Innovazione varietale del melo, i nuovi portinnesti e la situazione territoriale relativa all'afide lanigero sono stati alcuni dei temi al centro dell'incontro di fine anno "Ricerca e innovazione in frutticoltura", organizzato da Fondazione Agrion nella sua sede a Manta (Cn) il 10 dicembre scorso.

Un incontro necessario per trasferire, a produttori e tecnici frutticoli, le novità della ricerca in ambito frutticolo, relazionando le principali sperimentazioni condotte dalla Fondazione e i risultati raggiunti nel corso del 2021. 

Dopo i saluti iniziali del Presidente di Agrion, Giacomo Ballari, e del consigliere regionale, Maurizio Marello, il coordinatore tecnico scientifico della Fondazione, Lorenzo Berra, ha moderato l'incontro introducendo i diversi interventi a cura dei ricercatori di Agrion.


Innovazione varietale del melo

Il responsabile della sperimentazione varietale, Davide Nari, ha presentato le ultime acquisizioni varietali dalla sperimentazione del melo, analizzando l'andamento delle superfici e la ripartizione varietale piemontese che ha permesso di evidenziare come la crescita del melo in Piemonte rimanga constante. I dati Istat 2021 indicano, infatti, una superficie ormai prossima ai 6.800 ettari che rappresentano il 40% dell'intera superficie frutticola piemontese.

L'assetto varietale piemontese conferma la dominanza del gruppo Gala che continua ad aumentare raggiungendo, nel 2021, il 44% del totale delle mele piemontesi. Al contrario, invece, i nuovi impianti di Red Delicious sono drasticamente diminuiti, ma rimane comunque una significativa superficie dedicata al gruppo che interessa il 22% del totale. Fuji è stabile al 5% del totale: la sensibilità del gruppo all'alternanza di produzione continua a limitarne l'aumento anche se l'interesse, in particolare da punto di vista commerciale, rimane elevato.

Più recente è la diffusione che ha interessato alcune varietà resistenti alla ticchiolatura, portatrici del gene Vf (Rvi6). Queste, ad oggi, interessano in totale quasi 400 ettari, non solo grazie al carattere legato alla resistenza, ma soprattutto alle caratteristiche agropomologiche d'insieme.

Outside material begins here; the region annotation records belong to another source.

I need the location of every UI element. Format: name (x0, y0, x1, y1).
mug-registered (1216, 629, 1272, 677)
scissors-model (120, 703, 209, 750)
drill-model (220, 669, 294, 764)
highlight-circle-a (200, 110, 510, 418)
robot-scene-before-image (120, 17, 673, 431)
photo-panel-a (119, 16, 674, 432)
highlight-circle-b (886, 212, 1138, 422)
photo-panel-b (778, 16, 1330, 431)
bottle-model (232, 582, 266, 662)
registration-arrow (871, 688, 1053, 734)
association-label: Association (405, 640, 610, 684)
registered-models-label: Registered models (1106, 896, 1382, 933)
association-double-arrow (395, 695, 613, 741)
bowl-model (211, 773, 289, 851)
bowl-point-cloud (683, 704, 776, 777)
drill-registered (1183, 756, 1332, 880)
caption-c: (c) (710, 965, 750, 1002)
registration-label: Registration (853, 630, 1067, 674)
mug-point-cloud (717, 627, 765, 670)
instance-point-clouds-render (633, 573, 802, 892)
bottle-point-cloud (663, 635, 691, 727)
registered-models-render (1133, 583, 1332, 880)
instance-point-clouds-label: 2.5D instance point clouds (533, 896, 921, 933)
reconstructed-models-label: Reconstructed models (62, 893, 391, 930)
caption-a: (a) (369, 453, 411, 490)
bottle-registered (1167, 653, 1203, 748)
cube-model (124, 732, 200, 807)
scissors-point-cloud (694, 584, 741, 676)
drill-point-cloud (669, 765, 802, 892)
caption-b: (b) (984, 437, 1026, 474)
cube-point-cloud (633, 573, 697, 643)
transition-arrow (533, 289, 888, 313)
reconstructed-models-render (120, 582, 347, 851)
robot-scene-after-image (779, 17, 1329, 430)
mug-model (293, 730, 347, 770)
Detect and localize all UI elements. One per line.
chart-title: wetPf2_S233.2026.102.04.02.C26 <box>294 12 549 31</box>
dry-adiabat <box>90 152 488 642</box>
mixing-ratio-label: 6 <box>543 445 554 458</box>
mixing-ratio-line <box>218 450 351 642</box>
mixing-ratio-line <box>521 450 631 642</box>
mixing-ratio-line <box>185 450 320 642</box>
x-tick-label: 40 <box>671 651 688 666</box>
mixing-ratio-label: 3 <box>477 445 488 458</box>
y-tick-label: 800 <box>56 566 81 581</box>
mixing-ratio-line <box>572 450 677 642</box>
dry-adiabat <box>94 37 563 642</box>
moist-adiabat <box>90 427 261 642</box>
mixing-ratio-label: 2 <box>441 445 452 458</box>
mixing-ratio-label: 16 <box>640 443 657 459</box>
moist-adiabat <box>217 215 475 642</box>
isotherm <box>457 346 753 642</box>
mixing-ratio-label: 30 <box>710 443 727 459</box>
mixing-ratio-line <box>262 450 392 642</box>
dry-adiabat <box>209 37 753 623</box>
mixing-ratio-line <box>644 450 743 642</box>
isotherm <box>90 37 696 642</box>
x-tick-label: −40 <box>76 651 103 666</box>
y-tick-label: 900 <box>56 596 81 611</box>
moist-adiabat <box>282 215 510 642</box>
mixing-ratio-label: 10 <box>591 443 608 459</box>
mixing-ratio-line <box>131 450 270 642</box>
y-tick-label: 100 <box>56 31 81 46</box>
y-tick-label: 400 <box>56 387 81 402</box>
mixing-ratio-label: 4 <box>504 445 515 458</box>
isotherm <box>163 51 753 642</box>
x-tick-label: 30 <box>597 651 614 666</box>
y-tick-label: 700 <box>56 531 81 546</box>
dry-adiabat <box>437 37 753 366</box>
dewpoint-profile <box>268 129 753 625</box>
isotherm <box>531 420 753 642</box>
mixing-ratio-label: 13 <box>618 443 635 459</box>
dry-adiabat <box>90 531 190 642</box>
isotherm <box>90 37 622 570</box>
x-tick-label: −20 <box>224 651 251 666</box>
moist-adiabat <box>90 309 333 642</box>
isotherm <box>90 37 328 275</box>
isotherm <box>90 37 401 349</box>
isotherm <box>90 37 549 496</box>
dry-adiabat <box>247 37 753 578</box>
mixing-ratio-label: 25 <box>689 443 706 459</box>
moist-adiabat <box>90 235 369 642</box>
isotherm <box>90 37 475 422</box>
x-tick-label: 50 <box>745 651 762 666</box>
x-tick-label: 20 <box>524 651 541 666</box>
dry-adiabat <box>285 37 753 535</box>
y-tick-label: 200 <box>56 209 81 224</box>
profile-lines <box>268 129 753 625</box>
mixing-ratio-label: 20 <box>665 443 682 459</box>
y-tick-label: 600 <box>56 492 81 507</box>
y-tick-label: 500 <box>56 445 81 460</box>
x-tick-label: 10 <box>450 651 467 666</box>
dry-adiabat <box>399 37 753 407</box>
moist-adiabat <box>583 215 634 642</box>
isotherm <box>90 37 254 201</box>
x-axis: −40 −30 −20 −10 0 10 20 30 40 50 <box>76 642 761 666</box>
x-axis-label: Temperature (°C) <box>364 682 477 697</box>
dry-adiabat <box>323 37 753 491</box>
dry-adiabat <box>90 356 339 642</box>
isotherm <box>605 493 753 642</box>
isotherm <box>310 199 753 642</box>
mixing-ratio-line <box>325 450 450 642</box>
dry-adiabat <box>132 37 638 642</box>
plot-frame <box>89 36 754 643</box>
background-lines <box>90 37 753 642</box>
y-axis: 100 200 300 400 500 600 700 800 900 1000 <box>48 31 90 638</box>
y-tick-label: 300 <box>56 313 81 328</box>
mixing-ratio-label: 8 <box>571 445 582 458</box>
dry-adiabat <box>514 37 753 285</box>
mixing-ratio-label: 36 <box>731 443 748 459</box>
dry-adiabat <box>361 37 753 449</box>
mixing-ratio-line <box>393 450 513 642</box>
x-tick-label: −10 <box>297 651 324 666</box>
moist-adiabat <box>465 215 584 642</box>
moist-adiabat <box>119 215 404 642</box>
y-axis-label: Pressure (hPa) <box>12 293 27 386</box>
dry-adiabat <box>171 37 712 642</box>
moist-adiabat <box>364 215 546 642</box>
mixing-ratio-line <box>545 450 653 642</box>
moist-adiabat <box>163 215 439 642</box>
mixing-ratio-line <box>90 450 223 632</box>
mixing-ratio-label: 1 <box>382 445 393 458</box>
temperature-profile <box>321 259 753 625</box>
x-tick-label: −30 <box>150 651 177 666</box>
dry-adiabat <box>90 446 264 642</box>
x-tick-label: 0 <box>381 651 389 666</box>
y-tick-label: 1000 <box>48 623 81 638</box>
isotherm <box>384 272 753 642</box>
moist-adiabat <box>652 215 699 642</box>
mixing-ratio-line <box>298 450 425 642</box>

Nel gruppo Fuji, tra le novità del 2021, sono state segnalate Rubinfuji® Fenfu*, cultivar con colorazione di tipologia striata, di buona estensione, e Fuji Phoenix® Fenduf3*, clone salvato con elevata estensione della colorazione.

Molto interessanti le prime produzioni degli impianti pilota di Tessa®, cultivar di origine sudtirolese in via di diffusione in Piemonte in esclusiva. La colorazione è molto estesa con una tonalità di rosso intenso e brillante, la polpa è mediamente croccante, non molto succosa, ma nel complesso di buona struttura, mentre il sapore è buono ed equilibrato. 

Ottimi risultati dal pieno campo per la cultivar Smeralda* che matura qualche giorno dopo il riferimento Golden Delicious. L'albero è di facile gestione con produttività regolare e costante e buon equilibrio vegeto produttivo. Il frutto è di buona pezzatura, con una buccia verde chiaro che vira al giallo in prossimità della maturazione di raccolta, e una polpa croccante, succosa e dall'ottimo sapore dolce con leggera componente acidulo aromatica.

Tra le recenti novità, si segnala Lory® Inogo*, cultivar di origine francese Golden simile, di pari epoca della varietà Smeralda*. L'albero è di medio vigore, con produttività regolare. La pezzatura è media e regolare, con buccia liscia, priva di sovraccolore e poco sensibile a rugginosità, e polpa soda, succosa e dal buon sapore dolce e aromatico.

In epoca Fuji, interessante la prima produzione di Delcored*. La pezzatura dei frutti è grossa e regolare, l'aspetto è attraente con colorazione rossa sulla quasi totalità della buccia con evidente pruina. La polpa è croccante e succosa, di buon sapore equilibrato e aromatico. Da verificare la regolarità di produzione.


Nuovi portinnesti per la melicoltura piemontese

Alla panoramica sulle ultime acquisizioni ottenute dalla sperimentazione per l'innovazione varietale del melo, è seguito l'intervento di Valentina Roera che ha fatto il punto sui nuovi portinnesti per la melicoltura piemontese.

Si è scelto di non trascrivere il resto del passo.